Premier Danielle Smith is asking for a bit of patience.
During her weekend radio program the premier admitted (remotely, from Dubai) to a very frustrated caller that Alberta’s emergency, surgery and ambulance wait times need addressing.
“I just ask for you to give us a little bit of time, and I hope that we’ll be able to report back to you within six months or shorter that we’re making major progress. But I agree that what we’ve had right now is unacceptable.”
Parents and sick kids in the emergency department of the Stollery Children’s Hospital in Edmonton are giving the system “a bit of time” — hours and hours of it as they wait for care.
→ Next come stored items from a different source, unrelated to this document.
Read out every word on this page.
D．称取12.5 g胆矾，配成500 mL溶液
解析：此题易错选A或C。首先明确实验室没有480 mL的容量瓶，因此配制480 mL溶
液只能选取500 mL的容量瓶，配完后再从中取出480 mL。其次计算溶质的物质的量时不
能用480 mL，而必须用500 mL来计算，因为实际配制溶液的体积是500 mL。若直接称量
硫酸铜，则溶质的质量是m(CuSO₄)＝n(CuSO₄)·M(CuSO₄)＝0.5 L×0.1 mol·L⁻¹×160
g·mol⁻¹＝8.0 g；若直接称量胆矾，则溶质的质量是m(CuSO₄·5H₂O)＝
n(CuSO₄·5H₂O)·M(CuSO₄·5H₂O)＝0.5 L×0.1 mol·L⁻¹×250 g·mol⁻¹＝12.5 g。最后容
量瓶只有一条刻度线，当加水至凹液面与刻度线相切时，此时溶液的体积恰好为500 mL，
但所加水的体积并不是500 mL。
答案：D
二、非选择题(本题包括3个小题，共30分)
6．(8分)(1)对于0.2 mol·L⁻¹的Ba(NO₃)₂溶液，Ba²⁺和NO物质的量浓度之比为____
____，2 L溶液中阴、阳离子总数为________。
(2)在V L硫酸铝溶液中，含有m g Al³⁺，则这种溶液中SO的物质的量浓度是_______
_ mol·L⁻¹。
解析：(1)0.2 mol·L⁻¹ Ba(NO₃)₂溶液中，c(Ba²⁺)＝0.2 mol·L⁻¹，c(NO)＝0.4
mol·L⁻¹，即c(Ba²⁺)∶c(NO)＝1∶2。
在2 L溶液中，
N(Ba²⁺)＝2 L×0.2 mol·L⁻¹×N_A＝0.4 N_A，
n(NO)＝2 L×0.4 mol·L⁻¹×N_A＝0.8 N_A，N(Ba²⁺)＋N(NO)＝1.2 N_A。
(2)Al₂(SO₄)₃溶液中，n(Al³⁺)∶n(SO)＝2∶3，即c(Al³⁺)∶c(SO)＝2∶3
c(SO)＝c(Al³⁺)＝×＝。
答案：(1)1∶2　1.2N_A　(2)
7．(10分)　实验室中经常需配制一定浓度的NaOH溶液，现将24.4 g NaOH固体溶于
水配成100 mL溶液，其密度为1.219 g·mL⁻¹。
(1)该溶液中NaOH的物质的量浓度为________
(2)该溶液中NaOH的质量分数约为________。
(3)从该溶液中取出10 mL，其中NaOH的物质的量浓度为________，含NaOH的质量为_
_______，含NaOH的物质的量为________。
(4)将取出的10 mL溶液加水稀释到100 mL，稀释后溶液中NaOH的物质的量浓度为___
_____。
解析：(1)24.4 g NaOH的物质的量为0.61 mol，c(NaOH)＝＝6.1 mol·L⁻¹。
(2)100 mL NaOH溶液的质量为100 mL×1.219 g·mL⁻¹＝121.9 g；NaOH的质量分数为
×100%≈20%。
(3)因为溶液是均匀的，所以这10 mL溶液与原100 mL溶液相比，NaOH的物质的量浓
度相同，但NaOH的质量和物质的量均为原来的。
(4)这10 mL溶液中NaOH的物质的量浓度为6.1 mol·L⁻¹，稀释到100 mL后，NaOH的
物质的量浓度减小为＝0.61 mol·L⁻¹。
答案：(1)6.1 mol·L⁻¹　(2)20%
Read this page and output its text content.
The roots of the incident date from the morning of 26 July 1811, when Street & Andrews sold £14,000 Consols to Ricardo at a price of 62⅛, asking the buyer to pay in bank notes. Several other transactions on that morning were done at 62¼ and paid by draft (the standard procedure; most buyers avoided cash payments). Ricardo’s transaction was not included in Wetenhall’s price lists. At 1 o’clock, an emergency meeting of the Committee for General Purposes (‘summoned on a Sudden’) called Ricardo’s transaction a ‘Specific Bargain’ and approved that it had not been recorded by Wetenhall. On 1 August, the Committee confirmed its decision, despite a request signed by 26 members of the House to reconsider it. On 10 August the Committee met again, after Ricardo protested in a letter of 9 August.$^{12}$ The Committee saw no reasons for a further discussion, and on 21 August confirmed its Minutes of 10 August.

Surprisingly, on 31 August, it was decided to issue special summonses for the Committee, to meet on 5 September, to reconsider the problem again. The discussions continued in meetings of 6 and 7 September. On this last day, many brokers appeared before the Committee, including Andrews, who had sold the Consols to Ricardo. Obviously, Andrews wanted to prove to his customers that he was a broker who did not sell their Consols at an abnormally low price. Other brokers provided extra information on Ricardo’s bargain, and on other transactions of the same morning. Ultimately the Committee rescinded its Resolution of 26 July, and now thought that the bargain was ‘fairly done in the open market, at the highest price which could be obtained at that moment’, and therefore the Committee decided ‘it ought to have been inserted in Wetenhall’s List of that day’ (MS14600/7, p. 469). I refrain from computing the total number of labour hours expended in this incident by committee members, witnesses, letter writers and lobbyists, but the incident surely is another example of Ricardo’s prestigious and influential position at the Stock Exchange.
Stollery pediatric emergency doctor Amaly Rahman says in the past couple of weeks he has seen more than 50 children waiting to be seen in the emergency department. Alberta Medical Association President Dr. Paul Parks says he has heard of emergency wait times for kids in the province of up to 17 hours.
Seasonal flu, Covid and respiratory viruses are exacerbating the crisis for children and older adults but they aren’t the sole issue in a province struggling with family doctor shortages and long surgery waitlists.
Back in October 2022, Smith promised a restructuring of Alberta’s broken healthcare system in 90 days. She pleaded for patience then too when she addressed the Edmonton Chamber of Commerce.
“I would hope that there’s a bit of goodwill, that some of the successes get reported as well as when we’re making some mistakes along the way. Just be patient and gentle with us because we know that we have to do this for Albertans.”
The 90 days came and went and the restructuring goes on and on.
This week the government put out a call for Albertans to participate in live town halls in the new year to discuss improvements to the health care system.
But Parks is sounding an urgent alarm that the province just can’t wait as the government juggles its plan to split health care administration into four new divisions and works out the resulting kinks.
Parks told CTV “If we don’t stabilize and salvage it right now, there’ll be nothing to restructure — that’s how difficult things are right now.”
Meanwhile, Health Minister Adriana LaGrange put out a press release reassuring Albertans that while urban emergency departments are seeing increased pressure, “no patient has been turned away.”
Parks counters by arguing that patients are just giving up after hours of waiting for attention.
“We know for a fact that our ‘left without being seen’ numbers are just skyrocketing,” he says.
LaGrange is advising Albertans to check with the provincial medical call line to determine what level of care they actually should be seeking, presumably to relieve some pressure on the emergency rooms.
The East Edmonton Health Centre has a walk-in urgent care service in the evenings designed as just such an escape valve. But it now carries a warning on its website that the urgent service is experiencing higher than normal volumes of patients and when it hits capacity it closes earlier than usual.
The rising tide of winter respiratory ailments cares not for the provincial restructuring timetable.
The provincial NDP and health care unions are calling for immediate infusion of money into the hospital system to relieve some of the crisis.
They also propose a common-sense fix – promote flu and Covid vaccines. it wouldn’t hurt if the province would also cover the cost of RSV shots, for which patients now have to shell out $300.
An immediate increase in the number of vaccinated Albertans might help reduce the flood of kids and seniors heading to the hospital. But vaccines are out of political favour so they get scant mention from the UCP.
By Dec. 2, only 21 percent of Albertans had gotten this season’s flu jab, according to the government’s figures. And only 14.6 percent have gotten the latest Covid vaccine.
Whether restructuring will actually create a more efficient system is still an open question. And yes, it requires patience while waiting for wholesale change to work its way through such a big bureaucracy.
In the meantime, there needs to be a short-term plan, including spending some of the province’s multi-billion dollar surplus and advocating for public health measures such as immunization, to keep the system running.
Sick and injured Albertans need help now, not six months from now.